The two main characters, Rickie and Luisa, were both in love with the same man, who is murdered at the beginning of the novel. The platonic bond that forms between them is lovingly described by Highsmith, as is the camaraderie at Jakob's, the Zurich bar where everybody knows their name.

Not that there isn't a villain. Renate, Luisa's boss, hates homosexuals even though there's more than a hint that she has the hots for Luisa herself. That's in keeping with the ''Smiles of a Summer Night" feel of the book, as the more in love one becomes, the more impossible it seems to consummate that love.

As with Therese and Carol, Highsmith gets you rooting for both Rickie, who has been diagnosed with AIDS, and Luisa, who is being wooed by both a man and a woman. Gone, though, is the obsessiveness of ''The Price of Salt." In ''Small g," finished months before she passed away, there is an acceptance of limitations in love and life.

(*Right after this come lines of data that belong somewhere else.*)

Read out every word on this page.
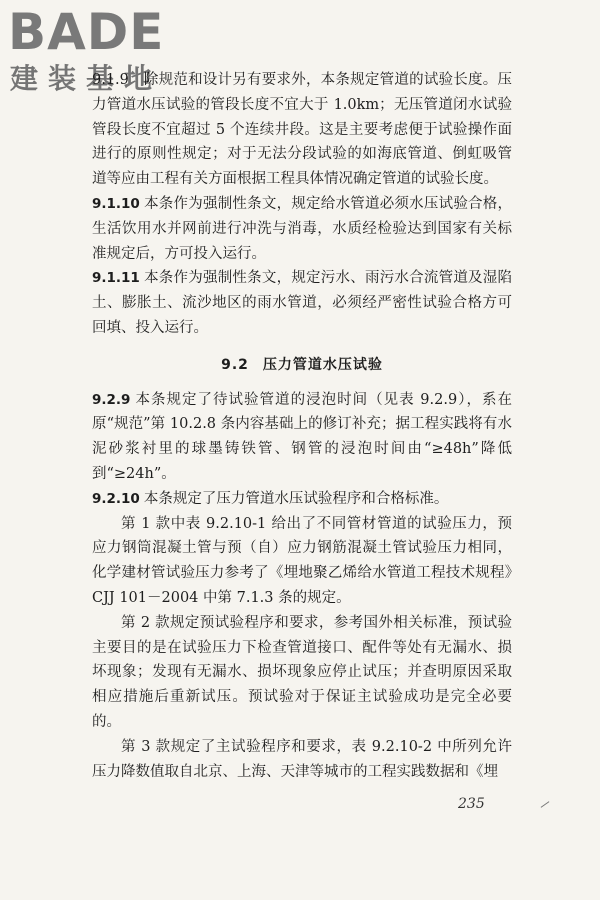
BADE
建装基地

9.1.9　除规范和设计另有要求外，本条规定管道的试验长度。压力管道水压试验的管段长度不宜大于 1.0km；无压管道闭水试验管段长度不宜超过 5 个连续井段。这是主要考虑便于试验操作面进行的原则性规定；对于无法分段试验的如海底管道、倒虹吸管道等应由工程有关方面根据工程具体情况确定管道的试验长度。

9.1.10 本条作为强制性条文，规定给水管道必须水压试验合格，生活饮用水并网前进行冲洗与消毒，水质经检验达到国家有关标准规定后，方可投入运行。

9.1.11 本条作为强制性条文，规定污水、雨污水合流管道及湿陷土、膨胀土、流沙地区的雨水管道，必须经严密性试验合格方可回填、投入运行。

9.2 压力管道水压试验

9.2.9 本条规定了待试验管道的浸泡时间（见表 9.2.9），系在原“规范”第 10.2.8 条内容基础上的修订补充；据工程实践将有水泥砂浆衬里的球墨铸铁管、钢管的浸泡时间由“≥48h”降低到“≥24h”。

9.2.10 本条规定了压力管道水压试验程序和合格标准。

第 1 款中表 9.2.10-1 给出了不同管材管道的试验压力，预应力钢筒混凝土管与预（自）应力钢筋混凝土管试验压力相同，化学建材管试验压力参考了《埋地聚乙烯给水管道工程技术规程》CJJ 101－2004 中第 7.1.3 条的规定。

第 2 款规定预试验程序和要求，参考国外相关标准，预试验主要目的是在试验压力下检查管道接口、配件等处有无漏水、损坏现象；发现有无漏水、损坏现象应停止试压；并查明原因采取相应措施后重新试压。预试验对于保证主试验成功是完全必要的。

第 3 款规定了主试验程序和要求，表 9.2.10-2 中所列允许压力降数值取自北京、上海、天津等城市的工程实践数据和《埋

235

Nevertheless, the book is an idyll and full of romance -- though it could use more of the sensuality in ''The Price of Salt." As Teddie, the young man who falls for Luisa (and whom Rickie adores) says when he stumbles across Jakob's: ''Ending up in a strange neighborhood and dropping into a friendly bar and restaurant like Jakob's and meeting . . . a pretty girl and dancing with her. It's a whole new world."

The novel did start out as a crime story, but somewhere along the line Highsmith decided to leave us, instead, with this very sweet going-away present.

Ed Siegel is a member of the Globe staff.